Définition fournie par l'UIMLA
Selon le Ministère de la Jeunesse et des Sports, les Accompagnateurs en Montagne en exercice sont environ 3500. Depuis 1978, ce sont plus de 9000 professionnels qui ont été diplômés.
En France, les Accompagnateurs en Montagne sont titulaires d'un brevet d'Etat d'Alpinisme, Accompagnateur en Moyenne Montagne.
La formule "Accompagnateur en Montagne" a été déposée par le SNAM en 1989.
Diplôme, à ce jour, de niveau IV (baccalauréat), les Accompagnateurs en Montagne sont des éducateurs sportifs et des enseignants.
La France est le pays où la profession d'Accompagnateur en Montagne a été le plus anciennement codifiée.
Dans les années 60, l'attrait pour la
montagne et la
randonnée est incontestable.
Ici et là, des gardiens de refuge, des religieux, des travailleurs sociaux, des hébergeurs, des agriculteurs et des éleveurs accueillent ce nouveau public présent en montagne estivale et qui ne pratique pas particulièrement l'alpinisme.
A cette nouvelle demande touristique, sportive et culturelle, la réponse s'effectue à l'interne d'une profession naissante qui s'organise dès le début des années 70 avec l'Union Nationale des Accompagnateurs en Montagne.
L'UNAM et d'autres associations indépendantes organisent les premières formations professionnelles, plus ou moins en lien avec l'administration de la Jeunesse et des Sports mais toujours avec des guides de haute montagne.
En 1974, l'UNAM est présidée par Jacques CADIER qui entretient d'excellentes relations avec Paul KELLER, président du
Syndicat National des Guides de Montagne à cette époque.
Jacques CADIER et Paul KELLER obtiendront en quelques années une avancée non négligeable : la prise en compte par l'administration de la Jeunesse et des Sports de la nécessité de mettre en place un diplôme d'État dans la filière de l'alpinisme certifiant que son titulaire assure la sécurité de ses clients en montagne lors des activités de randonnée.
Le décret instituant la profession, proposé par Pierre MAZEAUD, Ministre de la Jeunesse et des Sports est publié en 1976.
Le premier examen probatoire sera organisé en 1978 et des autorisations d'exercice seront délivrées pour les professionnels qui exerçaient précédemment dans le cadre de l'UNAM.
L'organisation de la profession y est plus ancienne que son officialisation par le gouvernement.
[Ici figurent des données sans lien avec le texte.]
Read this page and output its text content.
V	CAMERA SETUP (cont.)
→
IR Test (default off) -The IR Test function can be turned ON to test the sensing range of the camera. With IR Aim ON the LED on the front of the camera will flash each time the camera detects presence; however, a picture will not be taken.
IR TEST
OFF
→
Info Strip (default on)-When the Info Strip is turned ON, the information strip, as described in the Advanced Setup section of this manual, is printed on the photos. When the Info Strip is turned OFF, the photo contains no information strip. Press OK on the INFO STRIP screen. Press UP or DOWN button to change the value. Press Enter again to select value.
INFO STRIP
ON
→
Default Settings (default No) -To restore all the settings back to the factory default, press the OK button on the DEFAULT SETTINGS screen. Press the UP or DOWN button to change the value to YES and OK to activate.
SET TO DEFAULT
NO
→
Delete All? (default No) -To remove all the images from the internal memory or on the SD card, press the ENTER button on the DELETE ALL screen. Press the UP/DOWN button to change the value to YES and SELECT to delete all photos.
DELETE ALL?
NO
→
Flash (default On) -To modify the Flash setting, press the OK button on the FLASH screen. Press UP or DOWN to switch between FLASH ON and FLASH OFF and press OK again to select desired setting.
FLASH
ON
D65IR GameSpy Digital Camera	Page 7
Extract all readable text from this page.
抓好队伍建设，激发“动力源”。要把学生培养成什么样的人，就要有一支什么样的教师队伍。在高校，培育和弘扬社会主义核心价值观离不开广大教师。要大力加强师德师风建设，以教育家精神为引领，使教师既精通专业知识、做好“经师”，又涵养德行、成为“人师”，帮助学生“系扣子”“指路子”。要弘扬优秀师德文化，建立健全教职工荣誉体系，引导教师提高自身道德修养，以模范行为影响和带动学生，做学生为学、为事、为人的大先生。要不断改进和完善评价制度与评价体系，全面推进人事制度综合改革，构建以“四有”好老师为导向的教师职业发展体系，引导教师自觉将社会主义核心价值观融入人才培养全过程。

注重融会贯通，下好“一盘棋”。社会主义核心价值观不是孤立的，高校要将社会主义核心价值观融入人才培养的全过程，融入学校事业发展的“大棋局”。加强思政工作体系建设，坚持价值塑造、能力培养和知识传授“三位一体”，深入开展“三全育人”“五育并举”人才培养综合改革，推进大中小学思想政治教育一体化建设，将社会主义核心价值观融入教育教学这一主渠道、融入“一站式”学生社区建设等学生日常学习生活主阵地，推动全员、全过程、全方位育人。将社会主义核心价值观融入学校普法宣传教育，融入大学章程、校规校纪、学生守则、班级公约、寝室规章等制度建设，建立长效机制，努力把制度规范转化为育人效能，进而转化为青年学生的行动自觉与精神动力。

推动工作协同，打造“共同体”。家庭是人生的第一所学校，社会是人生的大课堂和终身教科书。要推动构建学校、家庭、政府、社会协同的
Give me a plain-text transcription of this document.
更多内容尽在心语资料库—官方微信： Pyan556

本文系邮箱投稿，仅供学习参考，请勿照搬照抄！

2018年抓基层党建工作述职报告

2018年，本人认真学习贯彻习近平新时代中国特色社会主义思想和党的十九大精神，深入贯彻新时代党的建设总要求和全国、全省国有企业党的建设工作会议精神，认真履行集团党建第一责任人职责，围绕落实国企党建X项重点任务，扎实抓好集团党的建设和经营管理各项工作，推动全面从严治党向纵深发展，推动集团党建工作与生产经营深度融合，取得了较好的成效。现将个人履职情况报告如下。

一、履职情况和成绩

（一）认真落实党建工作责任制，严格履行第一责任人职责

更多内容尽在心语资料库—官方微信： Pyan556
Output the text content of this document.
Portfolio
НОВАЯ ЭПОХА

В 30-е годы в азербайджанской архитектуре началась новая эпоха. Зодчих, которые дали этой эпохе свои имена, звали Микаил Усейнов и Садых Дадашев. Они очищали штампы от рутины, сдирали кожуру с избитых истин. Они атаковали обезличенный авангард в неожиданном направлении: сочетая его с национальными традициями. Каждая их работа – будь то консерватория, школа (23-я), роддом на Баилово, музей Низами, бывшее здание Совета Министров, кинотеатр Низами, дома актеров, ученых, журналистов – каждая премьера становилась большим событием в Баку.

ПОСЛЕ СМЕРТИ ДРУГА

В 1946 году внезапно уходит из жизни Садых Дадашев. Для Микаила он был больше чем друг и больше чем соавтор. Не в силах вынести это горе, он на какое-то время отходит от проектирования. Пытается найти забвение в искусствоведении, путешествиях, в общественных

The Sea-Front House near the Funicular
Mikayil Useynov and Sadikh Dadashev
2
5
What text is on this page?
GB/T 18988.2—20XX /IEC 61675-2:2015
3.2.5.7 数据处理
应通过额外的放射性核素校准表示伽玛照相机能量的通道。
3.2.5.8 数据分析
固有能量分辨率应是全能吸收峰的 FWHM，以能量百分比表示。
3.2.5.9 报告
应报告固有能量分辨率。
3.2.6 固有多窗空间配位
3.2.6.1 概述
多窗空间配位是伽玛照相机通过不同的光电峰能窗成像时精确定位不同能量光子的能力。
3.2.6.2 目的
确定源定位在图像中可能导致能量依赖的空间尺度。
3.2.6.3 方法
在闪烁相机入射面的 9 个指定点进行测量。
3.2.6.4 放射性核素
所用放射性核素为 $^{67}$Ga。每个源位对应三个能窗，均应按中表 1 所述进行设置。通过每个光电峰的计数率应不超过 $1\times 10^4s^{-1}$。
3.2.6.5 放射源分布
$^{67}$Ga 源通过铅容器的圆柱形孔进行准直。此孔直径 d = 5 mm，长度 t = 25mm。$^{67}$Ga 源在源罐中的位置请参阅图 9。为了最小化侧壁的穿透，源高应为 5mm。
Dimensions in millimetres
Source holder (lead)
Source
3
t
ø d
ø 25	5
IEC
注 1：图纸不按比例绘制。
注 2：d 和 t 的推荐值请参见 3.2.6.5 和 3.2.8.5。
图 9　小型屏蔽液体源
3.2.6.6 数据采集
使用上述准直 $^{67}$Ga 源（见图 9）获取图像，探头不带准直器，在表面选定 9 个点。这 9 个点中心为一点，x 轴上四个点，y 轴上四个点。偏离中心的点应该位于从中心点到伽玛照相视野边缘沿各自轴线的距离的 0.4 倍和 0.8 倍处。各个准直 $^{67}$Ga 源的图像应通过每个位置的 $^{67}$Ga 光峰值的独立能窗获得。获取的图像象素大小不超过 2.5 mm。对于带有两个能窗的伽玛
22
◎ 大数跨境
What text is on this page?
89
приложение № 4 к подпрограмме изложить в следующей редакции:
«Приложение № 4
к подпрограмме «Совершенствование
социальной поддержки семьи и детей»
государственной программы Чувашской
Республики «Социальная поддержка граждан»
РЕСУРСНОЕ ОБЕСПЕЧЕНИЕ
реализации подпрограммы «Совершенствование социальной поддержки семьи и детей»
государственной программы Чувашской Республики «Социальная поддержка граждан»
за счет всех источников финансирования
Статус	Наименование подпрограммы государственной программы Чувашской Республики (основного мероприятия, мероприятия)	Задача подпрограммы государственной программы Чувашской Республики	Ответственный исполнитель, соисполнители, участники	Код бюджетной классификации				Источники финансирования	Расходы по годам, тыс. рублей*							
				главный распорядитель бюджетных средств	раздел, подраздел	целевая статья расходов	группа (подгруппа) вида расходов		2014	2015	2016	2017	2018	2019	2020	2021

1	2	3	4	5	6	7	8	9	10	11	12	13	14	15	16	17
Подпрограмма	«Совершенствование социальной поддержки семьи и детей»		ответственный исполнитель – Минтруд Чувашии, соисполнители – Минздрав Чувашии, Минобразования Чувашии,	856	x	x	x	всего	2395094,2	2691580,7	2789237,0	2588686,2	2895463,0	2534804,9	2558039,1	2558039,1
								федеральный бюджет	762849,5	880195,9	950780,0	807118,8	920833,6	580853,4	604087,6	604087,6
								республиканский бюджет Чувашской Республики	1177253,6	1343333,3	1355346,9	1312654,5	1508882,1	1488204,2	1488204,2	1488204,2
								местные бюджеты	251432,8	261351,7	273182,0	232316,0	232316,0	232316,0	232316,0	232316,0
La première organisation, de mode associatif est l'Union Nationale des Accompagnateurs en Montagne, fondée au début des années 70. En 1979, l'UNAM est remplacée par le
Syndicat National des Accompagnateurs en Montagne (SNAM)
Depuis 1979, le S.N.A.M. est l'organisation professionnelle la plus représentative et, à ce titre, est l'interlocuteur officiel des pouvoirs publics nationaux, régionaux, départementaux et locaux.
Le S.N.A.M. est un syndicat professionnel (Loi française de 1884) dont le siège est aujourd'hui fixé à Chambéry (Savoie).
Dirigé par un bureau exécutif de 10 membres et administré par un comité directeur de 40 membres, le SNAM a pour missions la représentation et la défense de la profession, son évolution règlementaire, son cadre d'exercice.
Le SNAM est également organisé au niveau territorial en 22 sections départementales ou de massif, chacune dirigée par un bureau exécutif et administrée par un comité directeur.
Aux côtés du SNAM, deux autres associations complètent le dispositif :
L'
Association Nationale des Accompagnateurs en Montagne (AEM), fondée en 1987 a en charge la communication externe, la promotion, les relations presse, les partenariats avec les entreprises, l'organisation d'actions et d'évènementiels.
Le
Centre de Formation des Accompagnateurs en Montagne (CFAM), fondé en 1997 a en charge la formation continue volontaire des professionnels de la montagne (Accompagnateurs en Montagne, Guides de Haute Montagne, Moniteurs de Ski, Pisteurs-Secouristes) et la mission de service public du recyclage obligatoire des professionnels.
Cette mission confiée en 2003 au CFAM s'effectue dans le cadre d'une tutelle de l'Ecole Nationale de Ski et d'Alpinisme.